The trip is in early march and I am in mediocre shape. Could I do the trip right now and suffer through it, sure, but I do not want to put any extra stress/risk on the trip as it will be a first mountaineering trip for two other members of the trip.
Also, if anyone has done the trip before I am trying to get a grasp on how long the 12mi to Roaring Brook and the following 4mi to CP approximately takes.
You need to do some snow camping to figure it out. Even camping in your backyard will help you. Spend a weekend hiking around on snowshoes (or skis), camping overnight, and hiking around the next day in the snow.
I haven't done it, but 16mi with a full load is a full day, even on skis and with a sled instead of a backpack. I'd be happy to average 2mph for the road section, that's six hours, and the next 4mi will be a little slower as the trail is not as easy. So 8 or 9 hours is a reasonable guess, but your plan should allow for 10 or more. As trudges go, though, it should be straightforward. The road is wide and fairly flat, and the trail is quite reasonable too, and you are likely to have firm snow thanks to many skiers and snowmobiles. In March you'll have tons of daylight, but get an early start anyway.

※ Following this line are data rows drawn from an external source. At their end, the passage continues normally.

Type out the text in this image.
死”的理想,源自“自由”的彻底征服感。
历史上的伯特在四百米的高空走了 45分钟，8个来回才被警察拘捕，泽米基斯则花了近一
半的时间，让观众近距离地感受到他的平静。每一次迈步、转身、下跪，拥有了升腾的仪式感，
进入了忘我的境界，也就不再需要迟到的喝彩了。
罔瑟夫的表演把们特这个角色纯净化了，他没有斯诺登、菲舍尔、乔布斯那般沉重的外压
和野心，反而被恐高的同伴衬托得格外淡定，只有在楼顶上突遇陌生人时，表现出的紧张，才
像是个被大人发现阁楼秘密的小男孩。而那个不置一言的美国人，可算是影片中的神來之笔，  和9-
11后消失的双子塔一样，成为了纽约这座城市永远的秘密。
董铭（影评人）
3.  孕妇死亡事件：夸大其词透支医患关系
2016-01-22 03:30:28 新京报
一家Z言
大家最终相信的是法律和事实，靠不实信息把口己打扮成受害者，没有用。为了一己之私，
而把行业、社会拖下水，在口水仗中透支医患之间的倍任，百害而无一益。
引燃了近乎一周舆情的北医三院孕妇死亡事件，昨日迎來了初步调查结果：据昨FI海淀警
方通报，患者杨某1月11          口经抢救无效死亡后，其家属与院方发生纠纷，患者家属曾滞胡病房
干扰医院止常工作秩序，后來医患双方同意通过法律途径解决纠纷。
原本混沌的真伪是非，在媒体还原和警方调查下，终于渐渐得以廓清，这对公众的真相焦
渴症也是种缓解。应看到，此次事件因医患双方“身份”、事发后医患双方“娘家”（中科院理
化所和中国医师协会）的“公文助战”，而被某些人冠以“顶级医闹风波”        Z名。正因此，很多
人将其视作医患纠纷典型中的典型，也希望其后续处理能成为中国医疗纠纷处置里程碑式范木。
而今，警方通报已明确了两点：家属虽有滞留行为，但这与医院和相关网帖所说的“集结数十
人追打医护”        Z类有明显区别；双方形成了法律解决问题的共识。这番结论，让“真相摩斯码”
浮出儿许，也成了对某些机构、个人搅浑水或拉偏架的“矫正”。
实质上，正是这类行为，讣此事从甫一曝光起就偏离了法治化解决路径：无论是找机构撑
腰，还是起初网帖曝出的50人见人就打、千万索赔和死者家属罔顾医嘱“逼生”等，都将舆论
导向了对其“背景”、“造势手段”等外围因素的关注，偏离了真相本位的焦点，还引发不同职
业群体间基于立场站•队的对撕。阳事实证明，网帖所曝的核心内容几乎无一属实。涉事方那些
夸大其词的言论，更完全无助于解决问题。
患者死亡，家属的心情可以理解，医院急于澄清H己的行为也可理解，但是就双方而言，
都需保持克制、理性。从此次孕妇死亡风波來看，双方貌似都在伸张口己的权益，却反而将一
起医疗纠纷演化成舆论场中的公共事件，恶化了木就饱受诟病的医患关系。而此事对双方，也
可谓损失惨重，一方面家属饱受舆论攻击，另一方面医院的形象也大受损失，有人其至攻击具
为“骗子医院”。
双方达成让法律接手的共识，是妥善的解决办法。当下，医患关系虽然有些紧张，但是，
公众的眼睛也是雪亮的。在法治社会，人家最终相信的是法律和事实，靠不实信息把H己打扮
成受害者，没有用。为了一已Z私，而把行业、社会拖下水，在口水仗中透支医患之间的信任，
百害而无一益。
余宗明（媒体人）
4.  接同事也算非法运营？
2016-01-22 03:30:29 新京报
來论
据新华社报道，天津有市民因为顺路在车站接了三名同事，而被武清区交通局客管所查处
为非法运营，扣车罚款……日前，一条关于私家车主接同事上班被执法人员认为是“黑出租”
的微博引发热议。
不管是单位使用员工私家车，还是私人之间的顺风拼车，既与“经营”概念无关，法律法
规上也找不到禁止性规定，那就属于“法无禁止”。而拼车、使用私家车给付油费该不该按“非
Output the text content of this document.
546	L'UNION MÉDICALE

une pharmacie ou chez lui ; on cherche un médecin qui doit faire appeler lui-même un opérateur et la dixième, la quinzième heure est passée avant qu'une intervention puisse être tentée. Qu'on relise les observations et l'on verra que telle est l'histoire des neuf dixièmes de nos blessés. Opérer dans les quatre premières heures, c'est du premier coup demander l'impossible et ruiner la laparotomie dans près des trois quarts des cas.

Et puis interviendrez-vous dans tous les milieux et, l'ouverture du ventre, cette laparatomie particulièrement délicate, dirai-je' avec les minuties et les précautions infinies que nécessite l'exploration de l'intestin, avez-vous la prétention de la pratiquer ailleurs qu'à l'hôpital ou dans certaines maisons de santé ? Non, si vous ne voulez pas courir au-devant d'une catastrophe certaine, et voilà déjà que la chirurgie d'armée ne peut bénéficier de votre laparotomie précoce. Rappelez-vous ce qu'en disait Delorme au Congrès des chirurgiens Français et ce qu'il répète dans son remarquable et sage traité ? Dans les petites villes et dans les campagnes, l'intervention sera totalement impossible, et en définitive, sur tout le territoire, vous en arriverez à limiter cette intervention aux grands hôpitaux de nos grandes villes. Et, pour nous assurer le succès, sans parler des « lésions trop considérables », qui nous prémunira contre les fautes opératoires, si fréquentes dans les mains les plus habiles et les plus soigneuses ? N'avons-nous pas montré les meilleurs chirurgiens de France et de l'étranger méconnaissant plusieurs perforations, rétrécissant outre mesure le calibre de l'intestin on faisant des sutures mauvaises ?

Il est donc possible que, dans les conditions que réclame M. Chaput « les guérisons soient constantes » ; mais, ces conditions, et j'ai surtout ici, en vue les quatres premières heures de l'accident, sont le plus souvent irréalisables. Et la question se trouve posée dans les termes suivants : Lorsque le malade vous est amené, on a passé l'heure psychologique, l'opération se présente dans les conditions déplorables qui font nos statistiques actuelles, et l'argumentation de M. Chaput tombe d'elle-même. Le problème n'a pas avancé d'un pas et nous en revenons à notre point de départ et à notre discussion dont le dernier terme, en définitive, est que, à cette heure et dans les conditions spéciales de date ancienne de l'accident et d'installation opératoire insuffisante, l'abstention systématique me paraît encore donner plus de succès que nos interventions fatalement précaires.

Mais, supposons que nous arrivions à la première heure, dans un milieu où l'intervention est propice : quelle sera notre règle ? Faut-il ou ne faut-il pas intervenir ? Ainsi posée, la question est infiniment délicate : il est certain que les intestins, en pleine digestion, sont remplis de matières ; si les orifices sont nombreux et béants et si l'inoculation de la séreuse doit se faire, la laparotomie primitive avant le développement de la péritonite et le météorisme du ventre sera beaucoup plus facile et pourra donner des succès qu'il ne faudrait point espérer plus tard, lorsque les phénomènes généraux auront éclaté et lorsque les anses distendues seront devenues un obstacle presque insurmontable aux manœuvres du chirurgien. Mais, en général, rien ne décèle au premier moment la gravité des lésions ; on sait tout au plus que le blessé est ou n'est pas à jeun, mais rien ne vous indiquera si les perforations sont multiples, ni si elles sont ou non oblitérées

There are various traditional ways of training for pulking on dry land - the obvious one is simply to set up your pulk (with an old sled you don't care about damaging, or a slab of plywood) and go for a walk. You want to get a little practice controlling the sled at various slope angles. For pure strength training, the old stand-by is to harness yourself to an old truck tire and drag that around. However, it's all a bit different when you're on skis. But don't worry, it will snow soon. As SLR says, winter camping is a bit different from summer camping. You want some practice in everything from staking your tent to keeping your sleeping bag dry to lighting a stove in extreme cold. I was assuming your previous mountaineering experience included all of that, but even if it does, it doesn't hurt to put all your gear through a backyard shake-down or two prior to any expedition.
I did this as a 5 day trip 8 years ago with several friends for the purpose of ice climbing and traversing Pamola and Katahdin via the Knife Edge. You definitely want to at least get some cardio training in as the first 12 miles to Roaring Brook is up and down, but slightly increasing elevation on a wide surface (road). The last 3 miles are much steeper grade. We found this to be the most difficult section especially on the way out while trying to keep our pulks controlled and not crashing. Most of us ended up bailing on skiing the last mile or so down from Chimney Pond to Roaring Brook and just walked down that section, then got the skis back on for the remaining 12 miles out.
The way in is definitely a full day with an option to camp at Roaring Brook the first night and doing the last 3 miles the next morning (half of our group did that). The way out was about half a day as you are almost steadily descending except for a few rolling hills on the last 12 miles.
Hopefully there will be enough snow for you. It is definitely a worthwhile adventure. Best of luck!